There's a 5-valued logic usable in common everyday live, originating from some Buddhist philosophy I don't care to remember, that I actually use fine in everyday life, similar to yours. I has:

- {T}: true

- {F}: false

- {not-T && not-F}: neither true nor false (yet, for us): eg. "unknown" or NULL (so far we're in SQL-logic territory :P, still familiar)

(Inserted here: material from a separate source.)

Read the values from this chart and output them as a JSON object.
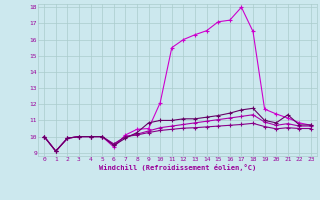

- {T && F}: true and false at the same time: ERROR / paradox / invalid / contradiction / exception / malformed or invalid questions

- {}: "ununderstandable/uncommunicable" or "cannot be put in to words", but NOT error/exception/invalid - for a software system this would be "there is a true|false|null|exception value for this but there is no direct access to this information" eg. maybe "the value is somehow stored in a physical artifact or arises as a result of an agent doing and experiencing something, but it can't be communicated as information, you'd have to pass the physical artifact to other agents for them to 'grok it', or to engineer situations where they could have a similar experience" or "you can't explain to someone 'how it is to be inlove' or 'how it is to be on drug X', they need to have the experience or access to the drug themselves'

I'm not sure why pentaleans are not as natural to other people as booleans, since they seem way more intuitive to me when dealing with information for the real world...

[moftz]

I think of it in the four categories they typically teach in digital design classes for electrical engineers:

T - True F - False X - Don't care Z - High-Z, essentially "don't know" or a null input

You can apply "don't care" to inputs to a logic equation to reduce the complexity of it. If you know a certain input will never be true while other inputs are false, then you can ignore all the states where that is the case. For example, the ECU in a car will turn on a certain light on the dashboard whenever the wheels slip. The wheels can't slip when the car isn't in drive and certainly not when the car is off so the ECU can reduce the logic needed to determine when to turn on that light. Instead of (car is on AND car is in drive AND power going to wheels AND wheel is slipping THEN turn on light) you can just reduce it down to (power going to wheels AND wheel is slipping THEN turn on light). This could would also cause the light to go on if the car was off while power was going to the wheels and the wheels were slipping but we know that case is impossible (engine can't send power if it's not on).

The High-Z is more of a "don't know" kind of input or output. It is an undetermined input that is neither true or false. We still care about it since it's not a "don't care" but we have no idea what it is. You could build a circuit to react to this state or have the circuit do nothing until it becomes true or false. You can also use this as an output of a circuit.

[harekaze]

I understand the idea of {} that you talk about, but I don't know how it works in the context of logical reasoning. Can you give examples on how it interacts with the other 4 values under different logical connectives?

[nnq]

It does not. I think logic itself is limited. Mathematicians have something where like there's stuff in number theory that's "beyond" any logic system invented (so far), something like Math > Logic, even if intuitively you'd think that math it's based on logic it ends up being the other way around you can end up having algebras deeper than any logic system you'd try to base them on (ask some mathematicians for a better explanations, mine would be wrong) if I understood it well...

I think there's something similar at play in physics and in the real world.

Can only explain with a (likely flawed) computing metaphor: "the value is a pointer that you cannot dereference but opaque sub-systems of your mind can still compute stuff with it (eg. it's not truly unknown)".

If I'd try, I'd say that: there's stuff you can indirectly compute with but can't express logically or communicate in a logical language.